Play about human trafficking provides chilling insights
Saturday, Sep 22, 2012 06:00 am
Burnt Thicket Theatre
Sept. 25 to 30
8529 Gateway Boulevard
Tickets: $22 to $27 at www.shehasaname.net or call 1-800-838-3006
Canadians like to consider themselves sophisticated and open to discussing anything. But the sex trade and human trafficking is still a topic that makes us squirm.
Human trafficking is a global epidemic happening under our very noses. Award-winning playwright Andrew Kooman’s first full-length play, She Has a Name, is one of those hard-hitting works designed to provoke individuals into an awareness of the horrific situations.
And the best way to do it is shock our cocooned sensibilities is with Burnt Thicket Theatre’s gritty production now on a 13-city cross-Canada tour that stops at Catalyst Theatre, Sept. 25 to 30.
After obtaining a degree from Red Deer College, Kooman accidentally stumbled into a close-up look at the world of human trafficking while working for Youth With a Mission, a Christian non-profit in Malaysia.
Towards the end of his two-year stay, he attended a conference in Singapore where the main topic of discussion was the sex trade and human trafficking.
“Hearing children five and under were forced to perform sex acts on johns day after day, I felt I’d rather be hit by a bus than know that. It was incredible,” explained Kooman in a telephone interview from his office at Red Deer College where he works in public relations.
“Unthinkable things were done to them, day in and day out, and it rattled me so much, I turned it into a play. Also, it was a way to respond in a human way.”
In She Has a Name, an idealistic young lawyer working with an international team tries to build a legal case around a Bangkok brothel trafficking girls. He tries to convince a young prostitute known only as No. 18 to risk her life to testify in the name of justice.

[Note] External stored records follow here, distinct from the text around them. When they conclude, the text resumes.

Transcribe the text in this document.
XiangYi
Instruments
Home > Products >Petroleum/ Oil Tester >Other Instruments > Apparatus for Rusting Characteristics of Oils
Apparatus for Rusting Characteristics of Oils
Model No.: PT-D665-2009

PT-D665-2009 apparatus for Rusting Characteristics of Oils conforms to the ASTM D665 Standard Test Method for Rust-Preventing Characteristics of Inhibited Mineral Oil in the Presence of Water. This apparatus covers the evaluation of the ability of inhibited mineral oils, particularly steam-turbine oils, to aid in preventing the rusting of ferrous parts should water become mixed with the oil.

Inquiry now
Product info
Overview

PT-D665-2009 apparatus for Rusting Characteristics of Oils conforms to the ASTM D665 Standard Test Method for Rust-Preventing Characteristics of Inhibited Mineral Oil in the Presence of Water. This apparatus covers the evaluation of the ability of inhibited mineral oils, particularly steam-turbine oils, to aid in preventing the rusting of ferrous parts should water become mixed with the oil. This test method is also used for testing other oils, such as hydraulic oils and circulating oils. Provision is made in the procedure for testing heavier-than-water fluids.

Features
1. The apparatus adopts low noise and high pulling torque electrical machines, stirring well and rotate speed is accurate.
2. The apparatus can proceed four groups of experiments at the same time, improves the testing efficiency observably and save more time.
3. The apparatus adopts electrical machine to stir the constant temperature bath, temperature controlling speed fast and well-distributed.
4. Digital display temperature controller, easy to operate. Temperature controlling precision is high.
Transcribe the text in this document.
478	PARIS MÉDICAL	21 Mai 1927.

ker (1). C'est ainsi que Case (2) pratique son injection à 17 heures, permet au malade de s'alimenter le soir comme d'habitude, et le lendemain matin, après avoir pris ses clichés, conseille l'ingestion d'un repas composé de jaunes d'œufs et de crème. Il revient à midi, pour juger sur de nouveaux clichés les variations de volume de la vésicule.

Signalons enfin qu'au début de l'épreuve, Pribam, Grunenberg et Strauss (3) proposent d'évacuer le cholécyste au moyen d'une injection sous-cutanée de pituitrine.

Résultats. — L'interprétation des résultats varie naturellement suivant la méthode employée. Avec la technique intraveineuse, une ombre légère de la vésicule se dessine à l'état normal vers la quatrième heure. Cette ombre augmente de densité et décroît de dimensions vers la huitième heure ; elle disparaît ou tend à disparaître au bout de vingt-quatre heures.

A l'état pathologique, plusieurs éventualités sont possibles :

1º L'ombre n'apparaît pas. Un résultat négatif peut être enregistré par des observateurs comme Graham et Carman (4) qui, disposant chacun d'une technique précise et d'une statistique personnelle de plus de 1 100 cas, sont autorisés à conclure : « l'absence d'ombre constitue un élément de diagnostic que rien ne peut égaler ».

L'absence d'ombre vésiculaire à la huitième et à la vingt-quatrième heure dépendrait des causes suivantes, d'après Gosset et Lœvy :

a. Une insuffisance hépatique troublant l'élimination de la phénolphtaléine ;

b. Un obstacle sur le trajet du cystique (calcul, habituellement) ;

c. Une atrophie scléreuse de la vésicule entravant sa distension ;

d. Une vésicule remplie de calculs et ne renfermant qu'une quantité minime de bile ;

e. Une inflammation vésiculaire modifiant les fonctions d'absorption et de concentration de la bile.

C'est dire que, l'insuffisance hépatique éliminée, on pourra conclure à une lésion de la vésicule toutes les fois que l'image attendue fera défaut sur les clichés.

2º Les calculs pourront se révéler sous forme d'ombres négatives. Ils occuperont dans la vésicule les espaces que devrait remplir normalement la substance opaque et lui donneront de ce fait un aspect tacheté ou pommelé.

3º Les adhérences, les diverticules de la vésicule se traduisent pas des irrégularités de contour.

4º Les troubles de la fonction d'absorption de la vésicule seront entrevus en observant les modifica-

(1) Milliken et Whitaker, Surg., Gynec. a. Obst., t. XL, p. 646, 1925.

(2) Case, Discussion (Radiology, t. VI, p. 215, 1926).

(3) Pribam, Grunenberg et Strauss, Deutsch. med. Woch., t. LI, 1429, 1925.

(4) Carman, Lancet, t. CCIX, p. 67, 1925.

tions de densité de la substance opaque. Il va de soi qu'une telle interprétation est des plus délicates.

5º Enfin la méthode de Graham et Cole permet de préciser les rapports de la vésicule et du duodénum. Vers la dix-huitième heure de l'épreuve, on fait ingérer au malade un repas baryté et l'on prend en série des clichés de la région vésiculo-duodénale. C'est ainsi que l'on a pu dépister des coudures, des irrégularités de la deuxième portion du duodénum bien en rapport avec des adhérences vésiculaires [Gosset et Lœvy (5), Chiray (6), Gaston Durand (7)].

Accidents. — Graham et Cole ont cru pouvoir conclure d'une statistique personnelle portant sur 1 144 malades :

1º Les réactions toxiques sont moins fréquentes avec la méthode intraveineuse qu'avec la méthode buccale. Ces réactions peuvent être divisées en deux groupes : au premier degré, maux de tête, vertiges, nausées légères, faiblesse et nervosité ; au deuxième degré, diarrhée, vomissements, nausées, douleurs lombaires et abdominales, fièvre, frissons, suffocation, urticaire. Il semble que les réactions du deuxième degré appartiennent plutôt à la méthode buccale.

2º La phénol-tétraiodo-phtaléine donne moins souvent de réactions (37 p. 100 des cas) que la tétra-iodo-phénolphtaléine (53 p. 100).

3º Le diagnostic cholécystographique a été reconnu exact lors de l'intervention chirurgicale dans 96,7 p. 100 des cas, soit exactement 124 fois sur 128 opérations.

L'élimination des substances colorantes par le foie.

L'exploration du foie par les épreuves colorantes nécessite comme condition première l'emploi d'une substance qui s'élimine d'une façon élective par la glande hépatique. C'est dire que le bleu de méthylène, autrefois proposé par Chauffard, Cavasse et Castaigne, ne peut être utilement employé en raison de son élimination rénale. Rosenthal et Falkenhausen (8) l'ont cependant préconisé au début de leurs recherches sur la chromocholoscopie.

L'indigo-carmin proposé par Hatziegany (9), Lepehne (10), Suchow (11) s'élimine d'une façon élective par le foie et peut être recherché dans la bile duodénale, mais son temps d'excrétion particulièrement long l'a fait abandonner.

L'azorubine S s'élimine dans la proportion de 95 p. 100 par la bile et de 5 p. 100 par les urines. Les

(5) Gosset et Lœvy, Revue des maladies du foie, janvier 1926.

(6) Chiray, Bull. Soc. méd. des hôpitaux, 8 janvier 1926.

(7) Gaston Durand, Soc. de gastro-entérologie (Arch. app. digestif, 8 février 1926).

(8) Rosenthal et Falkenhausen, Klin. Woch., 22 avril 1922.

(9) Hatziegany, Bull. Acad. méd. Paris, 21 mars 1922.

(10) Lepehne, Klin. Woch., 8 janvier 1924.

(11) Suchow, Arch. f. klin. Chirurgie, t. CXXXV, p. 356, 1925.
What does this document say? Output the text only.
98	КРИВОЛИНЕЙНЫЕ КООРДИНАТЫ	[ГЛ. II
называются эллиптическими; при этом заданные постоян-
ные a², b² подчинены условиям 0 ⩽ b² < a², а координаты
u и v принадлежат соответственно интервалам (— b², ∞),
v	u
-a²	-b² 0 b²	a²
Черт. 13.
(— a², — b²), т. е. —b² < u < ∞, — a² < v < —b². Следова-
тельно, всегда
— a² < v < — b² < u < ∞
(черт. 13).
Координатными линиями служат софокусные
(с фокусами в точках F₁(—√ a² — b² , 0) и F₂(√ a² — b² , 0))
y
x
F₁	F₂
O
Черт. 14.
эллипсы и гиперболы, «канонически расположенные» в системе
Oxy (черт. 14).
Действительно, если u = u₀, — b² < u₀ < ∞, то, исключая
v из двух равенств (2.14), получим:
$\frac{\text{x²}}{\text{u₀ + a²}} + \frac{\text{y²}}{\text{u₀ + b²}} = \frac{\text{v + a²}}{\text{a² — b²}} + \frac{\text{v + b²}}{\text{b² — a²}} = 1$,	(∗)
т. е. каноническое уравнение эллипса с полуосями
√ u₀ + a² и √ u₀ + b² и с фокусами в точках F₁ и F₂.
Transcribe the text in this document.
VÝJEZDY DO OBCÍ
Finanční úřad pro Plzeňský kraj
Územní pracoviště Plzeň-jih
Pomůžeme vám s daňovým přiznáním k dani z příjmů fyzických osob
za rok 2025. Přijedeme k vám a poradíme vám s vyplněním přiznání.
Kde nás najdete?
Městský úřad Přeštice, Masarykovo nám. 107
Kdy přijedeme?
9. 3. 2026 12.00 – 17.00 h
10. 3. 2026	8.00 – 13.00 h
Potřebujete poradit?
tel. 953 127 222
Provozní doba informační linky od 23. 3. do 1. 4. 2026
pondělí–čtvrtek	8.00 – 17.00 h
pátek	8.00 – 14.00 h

“I learned that anything can and does happen and it takes a toll on human life.”
At the same time Kooman was writing his script, a water truck from Burma carrying 121 workers in a locked container broke down at Thailand’s border. Officials discovered the locked container with 54 dead.
“There were a number of women and men. The truck ran out of gas and the Burmese truck driver abandoned it. Because of the heat, over 50 people died on the Thai border.”
Sienna Howell-Holden, a Sherwood Park actress, plays the role of Mamma-San, the diabolical madam who operates the brothel.
Playing this kind of role in such an intense play is draining for actors and tears at their psyche.
“But you can’t hold anything back. You owe it to the people in the audience and the millions in the sex trade,” Howell-Holden said.
“We are the voices for the voiceless and we owe it to tell their story as accurately and honestly as possible. And that means plugging into real emotions and plugging into an evil that is hard to imagine.”
One of her strongest realizations was learning that human trafficking occurs in Canada as well as Asia.
A special talk-back panel to discuss local trafficking will be set up after the Sept. 29 matinee show at 2 p.m. Confirmed panelists are Rachel Hansen, India field director Mission of Mercy Canada; Cindy Kovalak, human trafficking awareness co-coordinator RCMP NW Region; Norma, a trafficking survivor and board member of Centre to End All Sexual Exploitation, and Amy Stephens, Action Coalition on Human Trafficking.
Kooman has the last word.
“The play is really about the issue. But it’s still an exciting, dynamic, fast-paced, edgy piece of theatre.